De repente fica claro que o juiz, que todo o mundo pensava que era um italiano imparcial, apesar do sobrenome afinal era brasileiro, e torcia secretamente para o Brasil.

Mesmo o adversário sendo a Argentina, creio que ninguém duvida de que talvez isso não esteja certo. E, infelizmente, é uma vergonha para o Brasil. Nem a própria Fifa deixaria de achar que alguma coisa aqui não cheirava bem. E eles são conhecidos por ter péssimo olfato, lá na Fifa. Felizmente, nada parecido com isso se passou. Deus nos livre.

Vamos imaginar que o Super-Homem cometia ilegalidades para capturar gente que cometia ilegalidades. Talvez as histórias de quadrinhos não fossem tão entusiasmantes.

É possível que nenhum menino dissesse: “Este vigarista sem princípios é o meu herói. Quando for grande quero ser como este viciador do sistema judicial”. Há uma razão para isso. É que a gente espera que um bandido seja bandido, não espera que o mocinho seja também.

Se um bandido não for bandido, está a desempenhar mal a sua profissão. Mas se um polícia for bandido, a Justiça passa a ser uma disputa entre bandidos. Esse não é o modo como a Justiça funciona numa sociedade democrática e livre, é como ela funciona no pátio da prisão.
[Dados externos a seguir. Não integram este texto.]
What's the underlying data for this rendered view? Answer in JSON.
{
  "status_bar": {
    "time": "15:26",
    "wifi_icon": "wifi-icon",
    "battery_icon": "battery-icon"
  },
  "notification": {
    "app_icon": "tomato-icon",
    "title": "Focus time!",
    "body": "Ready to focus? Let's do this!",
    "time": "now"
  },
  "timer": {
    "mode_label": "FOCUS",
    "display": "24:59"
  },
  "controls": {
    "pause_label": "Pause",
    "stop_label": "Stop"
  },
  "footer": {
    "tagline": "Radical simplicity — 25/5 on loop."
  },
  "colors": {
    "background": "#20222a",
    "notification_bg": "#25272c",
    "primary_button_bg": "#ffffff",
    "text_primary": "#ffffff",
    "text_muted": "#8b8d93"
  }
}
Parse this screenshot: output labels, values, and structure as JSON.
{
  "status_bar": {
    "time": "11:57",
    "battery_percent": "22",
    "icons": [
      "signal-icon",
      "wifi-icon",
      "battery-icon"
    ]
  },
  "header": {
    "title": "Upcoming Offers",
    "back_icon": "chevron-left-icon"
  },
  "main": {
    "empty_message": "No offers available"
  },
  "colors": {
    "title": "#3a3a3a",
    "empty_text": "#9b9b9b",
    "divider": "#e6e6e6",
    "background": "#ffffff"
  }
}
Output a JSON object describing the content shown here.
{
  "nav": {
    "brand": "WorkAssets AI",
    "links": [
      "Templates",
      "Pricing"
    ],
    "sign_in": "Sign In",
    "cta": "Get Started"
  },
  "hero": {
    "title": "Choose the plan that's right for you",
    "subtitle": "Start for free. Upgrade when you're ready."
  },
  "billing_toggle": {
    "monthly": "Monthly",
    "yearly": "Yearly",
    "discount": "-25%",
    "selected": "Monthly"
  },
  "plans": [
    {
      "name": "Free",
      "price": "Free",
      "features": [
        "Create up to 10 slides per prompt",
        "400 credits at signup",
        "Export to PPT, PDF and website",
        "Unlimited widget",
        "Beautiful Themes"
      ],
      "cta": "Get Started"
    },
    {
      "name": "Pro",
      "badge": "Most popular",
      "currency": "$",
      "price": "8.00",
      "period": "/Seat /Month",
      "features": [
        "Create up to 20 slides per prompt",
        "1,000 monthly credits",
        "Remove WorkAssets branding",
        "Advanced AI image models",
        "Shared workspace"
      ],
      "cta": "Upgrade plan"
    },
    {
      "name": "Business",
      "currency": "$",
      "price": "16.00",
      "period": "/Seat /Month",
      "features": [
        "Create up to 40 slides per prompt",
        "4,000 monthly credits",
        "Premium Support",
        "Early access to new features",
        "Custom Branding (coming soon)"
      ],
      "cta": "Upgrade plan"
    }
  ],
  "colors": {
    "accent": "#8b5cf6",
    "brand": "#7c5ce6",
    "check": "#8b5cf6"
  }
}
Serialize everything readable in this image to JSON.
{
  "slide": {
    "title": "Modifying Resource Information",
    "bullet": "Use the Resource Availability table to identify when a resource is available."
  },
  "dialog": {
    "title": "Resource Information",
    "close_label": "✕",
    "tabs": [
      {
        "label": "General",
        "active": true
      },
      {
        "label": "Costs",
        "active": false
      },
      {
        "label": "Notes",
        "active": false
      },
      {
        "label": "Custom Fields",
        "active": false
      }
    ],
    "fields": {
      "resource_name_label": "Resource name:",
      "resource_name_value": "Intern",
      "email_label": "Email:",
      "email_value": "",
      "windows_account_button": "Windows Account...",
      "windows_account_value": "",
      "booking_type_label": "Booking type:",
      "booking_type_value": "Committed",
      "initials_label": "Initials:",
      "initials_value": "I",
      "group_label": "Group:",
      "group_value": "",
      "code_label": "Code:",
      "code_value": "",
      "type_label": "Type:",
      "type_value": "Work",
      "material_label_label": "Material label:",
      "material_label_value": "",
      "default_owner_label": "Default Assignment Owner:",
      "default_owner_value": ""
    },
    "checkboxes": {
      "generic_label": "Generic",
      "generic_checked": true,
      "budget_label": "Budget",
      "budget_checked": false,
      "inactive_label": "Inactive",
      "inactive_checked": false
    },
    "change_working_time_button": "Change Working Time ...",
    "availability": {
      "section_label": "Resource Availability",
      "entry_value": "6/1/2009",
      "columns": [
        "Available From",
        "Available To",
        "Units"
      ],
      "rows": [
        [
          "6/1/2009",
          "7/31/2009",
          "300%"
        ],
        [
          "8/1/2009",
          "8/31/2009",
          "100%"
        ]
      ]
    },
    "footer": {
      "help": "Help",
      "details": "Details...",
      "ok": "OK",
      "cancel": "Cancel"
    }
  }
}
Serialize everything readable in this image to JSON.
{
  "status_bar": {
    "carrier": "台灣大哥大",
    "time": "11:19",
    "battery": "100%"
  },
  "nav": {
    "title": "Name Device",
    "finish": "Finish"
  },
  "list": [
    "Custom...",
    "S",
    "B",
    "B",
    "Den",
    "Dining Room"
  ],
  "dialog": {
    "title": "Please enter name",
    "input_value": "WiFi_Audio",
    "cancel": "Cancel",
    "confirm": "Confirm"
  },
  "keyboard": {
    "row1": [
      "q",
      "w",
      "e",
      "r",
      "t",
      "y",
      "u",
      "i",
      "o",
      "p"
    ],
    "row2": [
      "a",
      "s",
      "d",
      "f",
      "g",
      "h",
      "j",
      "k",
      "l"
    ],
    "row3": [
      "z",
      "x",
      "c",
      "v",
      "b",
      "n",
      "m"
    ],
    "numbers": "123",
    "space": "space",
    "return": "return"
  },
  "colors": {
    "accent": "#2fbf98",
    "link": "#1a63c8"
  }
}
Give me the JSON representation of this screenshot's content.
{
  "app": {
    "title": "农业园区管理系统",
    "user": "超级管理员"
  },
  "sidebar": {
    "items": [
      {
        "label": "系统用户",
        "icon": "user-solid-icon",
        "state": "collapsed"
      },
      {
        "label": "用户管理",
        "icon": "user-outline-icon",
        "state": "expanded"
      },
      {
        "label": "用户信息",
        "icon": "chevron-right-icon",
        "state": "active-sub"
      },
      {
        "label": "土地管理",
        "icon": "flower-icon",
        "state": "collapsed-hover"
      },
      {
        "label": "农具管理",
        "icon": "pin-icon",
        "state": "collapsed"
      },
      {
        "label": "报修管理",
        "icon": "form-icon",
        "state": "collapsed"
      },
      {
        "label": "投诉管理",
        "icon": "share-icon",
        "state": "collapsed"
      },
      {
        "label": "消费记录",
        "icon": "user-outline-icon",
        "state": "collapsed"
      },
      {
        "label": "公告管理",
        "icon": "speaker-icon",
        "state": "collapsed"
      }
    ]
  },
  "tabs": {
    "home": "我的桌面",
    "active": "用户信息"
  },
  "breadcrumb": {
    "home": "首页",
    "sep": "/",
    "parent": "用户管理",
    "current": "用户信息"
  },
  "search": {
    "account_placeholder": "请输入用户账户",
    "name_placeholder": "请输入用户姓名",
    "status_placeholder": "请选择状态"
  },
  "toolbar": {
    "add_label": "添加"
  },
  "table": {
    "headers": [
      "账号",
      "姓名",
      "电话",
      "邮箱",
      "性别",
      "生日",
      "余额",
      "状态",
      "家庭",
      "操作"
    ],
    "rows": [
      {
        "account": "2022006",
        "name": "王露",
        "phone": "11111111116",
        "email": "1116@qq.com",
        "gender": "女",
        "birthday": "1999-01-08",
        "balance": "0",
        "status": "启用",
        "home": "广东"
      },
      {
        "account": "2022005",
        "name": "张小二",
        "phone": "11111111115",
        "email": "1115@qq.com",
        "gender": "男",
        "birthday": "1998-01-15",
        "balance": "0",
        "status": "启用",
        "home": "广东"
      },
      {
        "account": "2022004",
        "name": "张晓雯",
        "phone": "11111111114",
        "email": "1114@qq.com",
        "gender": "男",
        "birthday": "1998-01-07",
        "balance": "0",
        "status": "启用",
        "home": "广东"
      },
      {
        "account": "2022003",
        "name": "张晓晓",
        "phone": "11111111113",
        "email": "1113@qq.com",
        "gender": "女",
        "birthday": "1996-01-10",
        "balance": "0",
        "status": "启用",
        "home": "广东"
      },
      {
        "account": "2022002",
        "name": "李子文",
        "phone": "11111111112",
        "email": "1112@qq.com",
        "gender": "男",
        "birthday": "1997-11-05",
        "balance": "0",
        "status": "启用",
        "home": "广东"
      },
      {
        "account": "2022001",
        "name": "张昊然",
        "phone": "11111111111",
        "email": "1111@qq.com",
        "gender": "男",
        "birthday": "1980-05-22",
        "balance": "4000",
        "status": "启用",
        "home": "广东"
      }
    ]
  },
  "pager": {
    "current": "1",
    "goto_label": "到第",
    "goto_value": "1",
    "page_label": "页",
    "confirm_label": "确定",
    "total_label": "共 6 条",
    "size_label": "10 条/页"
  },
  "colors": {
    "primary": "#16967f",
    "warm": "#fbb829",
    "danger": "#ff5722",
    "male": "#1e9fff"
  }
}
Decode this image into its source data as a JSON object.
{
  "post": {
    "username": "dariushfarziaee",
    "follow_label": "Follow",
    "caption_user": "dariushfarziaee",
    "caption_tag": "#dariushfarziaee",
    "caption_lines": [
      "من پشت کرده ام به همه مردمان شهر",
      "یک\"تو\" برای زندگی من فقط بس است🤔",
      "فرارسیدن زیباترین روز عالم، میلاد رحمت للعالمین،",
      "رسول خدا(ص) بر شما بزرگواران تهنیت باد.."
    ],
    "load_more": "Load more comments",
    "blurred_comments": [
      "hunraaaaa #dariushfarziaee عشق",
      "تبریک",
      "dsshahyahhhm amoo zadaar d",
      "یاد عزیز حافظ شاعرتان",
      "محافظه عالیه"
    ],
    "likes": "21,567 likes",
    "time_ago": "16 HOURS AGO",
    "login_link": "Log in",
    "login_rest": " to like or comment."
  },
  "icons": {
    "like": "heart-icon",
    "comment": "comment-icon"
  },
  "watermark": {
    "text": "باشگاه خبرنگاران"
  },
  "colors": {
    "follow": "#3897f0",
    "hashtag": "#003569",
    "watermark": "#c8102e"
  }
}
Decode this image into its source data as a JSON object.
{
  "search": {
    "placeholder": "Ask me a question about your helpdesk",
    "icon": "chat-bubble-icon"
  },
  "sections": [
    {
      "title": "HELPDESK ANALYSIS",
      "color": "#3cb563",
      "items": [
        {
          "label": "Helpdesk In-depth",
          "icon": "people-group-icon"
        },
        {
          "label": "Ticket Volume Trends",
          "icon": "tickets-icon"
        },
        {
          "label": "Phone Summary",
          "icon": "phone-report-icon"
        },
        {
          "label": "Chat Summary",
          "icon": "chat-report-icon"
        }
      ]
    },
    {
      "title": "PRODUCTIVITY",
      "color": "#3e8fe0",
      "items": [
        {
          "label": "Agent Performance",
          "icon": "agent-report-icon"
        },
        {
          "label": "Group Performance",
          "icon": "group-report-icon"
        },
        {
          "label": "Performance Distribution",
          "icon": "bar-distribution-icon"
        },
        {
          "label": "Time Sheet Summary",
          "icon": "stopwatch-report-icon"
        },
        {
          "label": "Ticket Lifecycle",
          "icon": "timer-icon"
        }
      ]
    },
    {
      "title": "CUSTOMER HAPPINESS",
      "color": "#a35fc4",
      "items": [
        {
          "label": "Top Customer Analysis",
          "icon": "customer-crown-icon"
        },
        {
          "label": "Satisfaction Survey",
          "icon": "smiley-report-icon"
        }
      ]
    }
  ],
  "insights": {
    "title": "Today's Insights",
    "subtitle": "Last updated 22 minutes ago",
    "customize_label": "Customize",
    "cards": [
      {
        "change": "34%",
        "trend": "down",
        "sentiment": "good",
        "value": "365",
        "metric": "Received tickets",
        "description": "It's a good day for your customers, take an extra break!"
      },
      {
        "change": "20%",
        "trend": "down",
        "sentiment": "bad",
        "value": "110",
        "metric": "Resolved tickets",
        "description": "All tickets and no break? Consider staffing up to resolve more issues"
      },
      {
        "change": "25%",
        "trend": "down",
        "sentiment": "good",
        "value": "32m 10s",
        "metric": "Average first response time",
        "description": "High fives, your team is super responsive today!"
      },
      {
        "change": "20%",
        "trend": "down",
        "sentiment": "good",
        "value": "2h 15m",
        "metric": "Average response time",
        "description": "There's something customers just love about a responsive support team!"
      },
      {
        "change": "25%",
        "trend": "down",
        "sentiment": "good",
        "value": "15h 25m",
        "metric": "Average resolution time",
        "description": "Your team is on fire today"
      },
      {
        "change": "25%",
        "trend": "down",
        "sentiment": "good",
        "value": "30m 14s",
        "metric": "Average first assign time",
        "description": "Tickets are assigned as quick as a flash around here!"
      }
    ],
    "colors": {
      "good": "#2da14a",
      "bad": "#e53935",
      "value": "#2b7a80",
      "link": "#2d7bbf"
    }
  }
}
Logo no início de “Jacques, o Fatalista”, Jacques conta ao seu amo como uma vez, no campo de batalha, levou um tiro no joelho. São terríveis, as dores no joelho, explica ele, mas o amo não parece convencido e desdenha do sofrimento do seu criado.

Acontece que, exatamente nessa altura, o cavalo do amo escoiceia, projeta-o, ele cai, bate com o joelho numa rocha pontiaguda e começa a gritar: “Ai, que eu morro!”. Só a ação pedagógica de uma pedra é capaz de o fazer compreender a dor do outro.

Mais uma vez se comprova o celebrado caráter intemporal dos romances clássicos, porque a história é sobre dores no joelho mas também tem graça se for sobre vazamento de comunicações privadas nos mídia: a gente só se queixa quando são as nossas.